6. Lastly, the importance of the theme for ecumenical discussion cannot be ignored. It is true that the symposium does not intend to make a theological comparison of the different viewpoints of the Christian confessions, as would be the case with an ecumenical colloquium. On the other hand, it is quite obvious that the question of the Primacy of Peter and its continuation in the Bishops of Rome is one of the most burning issues in ecumenical dialogue. And it is precisely the awareness that at the center of theology lies the question of truth, which obliges us to place the service of truth as the basis and goal of the search for Christian unity itself, without prejudice and in obedience to the Lord.

The invitation extended to Prof. Pannenberg and Prof. Chadwick to come to our symposium as representatives of the Lutheran and Anglican confessions (unfortunately Prof. Clement was unable to take part due to unexpected illness) attest to the interest with which the Catholic Church looks to a greater and ever deeper knowledge of the positions of non-Catholic Christians even on this particularly difficult topic. For Catholics, criticism of the papal primacy by other Christian brothers and sisters is like an earnest request to carry out the Petrine service in a way which is more and more in conformity with Christ. In turn, for non-Catholic Christians, the Roman primacy is a permanent and visible challenge to concrete unity, which is a task of the Church and must be her distinguishing mark before the world. (…)
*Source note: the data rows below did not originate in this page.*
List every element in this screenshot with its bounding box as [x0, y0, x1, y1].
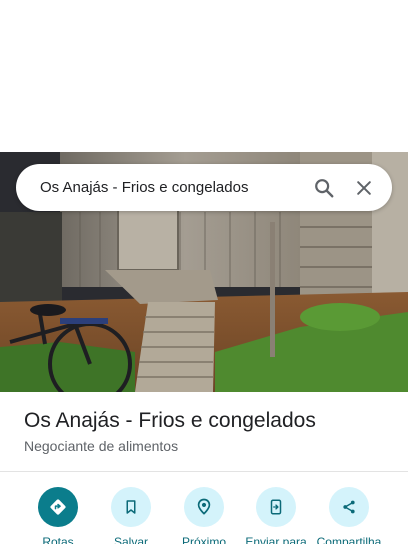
- map-blank-area: [0, 0, 408, 152]
- action-label: Enviar para: [245, 535, 307, 544]
- action-label: Próximo: [181, 535, 226, 544]
- send-to-phone-icon: [270, 499, 282, 515]
- directions-icon: [50, 499, 66, 515]
- share-button[interactable]: Compartilha: [307, 487, 391, 544]
- place-info: Os Anajás - Frios e congelados Negociant…: [0, 392, 408, 472]
- action-bar: Rotas Salvar Próximo Enviar para Compart…: [0, 472, 408, 544]
- search-bar[interactable]: Os Anajás - Frios e congelados: [16, 164, 392, 211]
- save-button[interactable]: Salvar: [89, 487, 173, 544]
- place-category: Negociante de alimentos: [24, 438, 179, 454]
- close-icon: [357, 180, 371, 195]
- action-label: Compartilha: [316, 535, 382, 544]
- search-icon: [315, 178, 334, 197]
- search-input[interactable]: Os Anajás - Frios e congelados: [16, 179, 304, 196]
- send-to-phone-button[interactable]: Enviar para: [234, 487, 318, 544]
- place-title: Os Anajás - Frios e congelados: [24, 409, 316, 432]
- search-button[interactable]: [304, 168, 344, 208]
- bookmark-icon: [126, 500, 136, 514]
- close-button[interactable]: [344, 168, 384, 208]
- nearby-icon: [197, 498, 211, 515]
- share-icon: [343, 500, 355, 514]
- action-label: Salvar: [113, 535, 148, 544]
- directions-button[interactable]: Rotas: [16, 487, 100, 544]
- action-label: Rotas: [42, 535, 74, 544]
(In ‘L’Osservatore Romano, Jan. 1, 1997)

* * *

Short comments:

    Notice, in No.3, the division between the ‘substance of the Divine Institution’ and the ‘concrete forms or expressions of its exercise as historically practiced in the past two millenniums’. 

    Also, the separation between Faith and History, in No.5. We could apply St Pius X’ s condemnation of the modernistic distinction of “the Christ of Faith and the Christ of History” to the Church – the Church of Faith, and the Church of History.

    Finally, in No.6, the primacy is indeed ‘one of the most burning issues in ecumenical dialogue’.  So, the Cardinal tells us after the Pope himself, let us see how much we can change of it for the sake of ecumenism, rather than invite the non-Catholics to accept the Catholic teaching so clearly defined in Vatican I.